Zhou Ming de repente sentiu uma dor de cabeça surgindo na têmpora, pulsando com o tagarelar incessante: “O que eu quis dizer é, estou te ordenando a ficar quieto!”

A cabeça de bode finalmente se calou assim que a palavra “ordenando” foi dita.

Suspirando aliviado, ele se aproximou da mesa de mapas e se sentou na cadeira – agora ele era o “capitão” deste navio fantasma vazio.

Duncan Abnomar era um nome estranho e um sobrenome ainda mais vulgar. Então, por que ele sabia esse detalhe? Sem ideia. Isso era algo que esse corpo soubera na primeira vez que atravessou. “Aqui”, Duncan estava em uma longa jornada, com a maioria dos detalhes em branco.

Ele teve a sensação distinta de estar envolvido em algum grande plano de navegação, mas sabia quase nada sobre o tal plano ou para onde ele estava indo. Quanto ao verdadeiro dono do navio, o verdadeiro “Duncan Abnomar”, parecia ter morrido há muito, muito tempo.

Então, o que exatamente estava acontecendo com ele? Pense em uma pessoa sendo marcada por uma “impressão”.

Instintos disseram a Zhou Ming que havia um grande problema por trás da identidade do Capitão Duncan, especialmente com a presença dos fenômenos sobrenaturais (a cabeça de bode falante) neste navio. No entanto, ele não tinha muita escolha na questão. Não apenas a cabeça de bode tentaria confirmar sua identidade sempre que ele atravessasse, mas o próprio navio também ocasionalmente fazia o mesmo. Essa medida só poderia ser descrita como insidiosa pelo verdadeiro proprietário…

Não ajudava em nada o fato de a cabeça de bode na mesa de mapas parecer uma espécie de gárgula maligna das histórias antigas.

 

Mas, deixando os pontos negativos de lado, o navio era bastante amigável, se ele suportasse o nome Duncan Abnomar. Não parecia que as coisas ali fossem muito inteligentes, de qualquer forma.

Zhou Ming – talvez agora Duncan – terminou sua breve contemplação pela memória e desdobrou o mapa sobre a mesa de navegação.
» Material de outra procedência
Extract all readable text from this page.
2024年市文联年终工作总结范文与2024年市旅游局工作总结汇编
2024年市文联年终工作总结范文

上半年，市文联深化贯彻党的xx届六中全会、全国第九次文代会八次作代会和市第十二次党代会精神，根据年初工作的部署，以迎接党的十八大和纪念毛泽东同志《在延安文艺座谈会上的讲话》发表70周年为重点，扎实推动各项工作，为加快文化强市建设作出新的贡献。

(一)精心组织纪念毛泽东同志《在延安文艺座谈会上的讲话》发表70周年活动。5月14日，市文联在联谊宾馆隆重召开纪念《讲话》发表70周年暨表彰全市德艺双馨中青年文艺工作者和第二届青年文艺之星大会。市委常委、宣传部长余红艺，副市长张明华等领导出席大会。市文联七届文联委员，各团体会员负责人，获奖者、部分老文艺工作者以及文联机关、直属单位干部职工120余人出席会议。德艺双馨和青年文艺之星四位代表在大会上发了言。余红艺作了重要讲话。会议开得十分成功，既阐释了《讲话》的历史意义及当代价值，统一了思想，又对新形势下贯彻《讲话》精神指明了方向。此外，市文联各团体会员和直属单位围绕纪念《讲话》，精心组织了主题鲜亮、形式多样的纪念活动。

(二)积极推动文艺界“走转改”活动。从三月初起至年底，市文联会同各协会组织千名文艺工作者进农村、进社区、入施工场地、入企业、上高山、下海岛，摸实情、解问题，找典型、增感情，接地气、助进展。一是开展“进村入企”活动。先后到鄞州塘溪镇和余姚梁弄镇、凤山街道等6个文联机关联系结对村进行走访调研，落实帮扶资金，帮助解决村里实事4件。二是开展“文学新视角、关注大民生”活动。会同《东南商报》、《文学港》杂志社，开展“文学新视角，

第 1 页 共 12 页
Não havia rotas, marcadores ou terra identificáveis no mapa — nem mesmo uma ilha. Na sua superfície áspera e grossa de pergaminho, havia, em vez disso, grandes manchas de massa cinza-branca que estavam constantemente se agitando e ondulando para obscurecer as rotas originais mapeadas no mapa. No entanto, havia uma imagem nela que não se embaralhou — a silhueta de um navio surgindo na densa neblina.

Duncan (Zhou Ming) não tinha muita experiência em navegação usando as técnicas antigas, mas até os idiotas da sociedade moderna saberiam que um mapa “normal” não poderia se parecer com aquilo.

Aparentemente, assim como a cabeça de bode na mesa, o mapa era algum tipo de objeto sobrenatural – era só que Duncan ainda não havia compreendido seu uso.

Parecendo perceber que a atenção do capitão finalmente se concentrou no mapa, a cabeça de bode, que estava quieta há tanto tempo sobre a mesa, se mexeu novamente. Começou a fazer sons de clique como madeira esfregando contra madeira. No começo ainda estava contida, mas logo chegou a um ponto em que se tornou impossível ignorar, vibrando como um brinquedo sexual.

“Tá bom, diga logo.” Duncan temia que essa coisa maldita colocasse fogo na mesa a esse ritmo.

“Sim, Capitão — repito, hoje é um bom dia para zarpar, e o Desaparecido1 está esperando suas ordens como sempre! Vamos levantar as velas?”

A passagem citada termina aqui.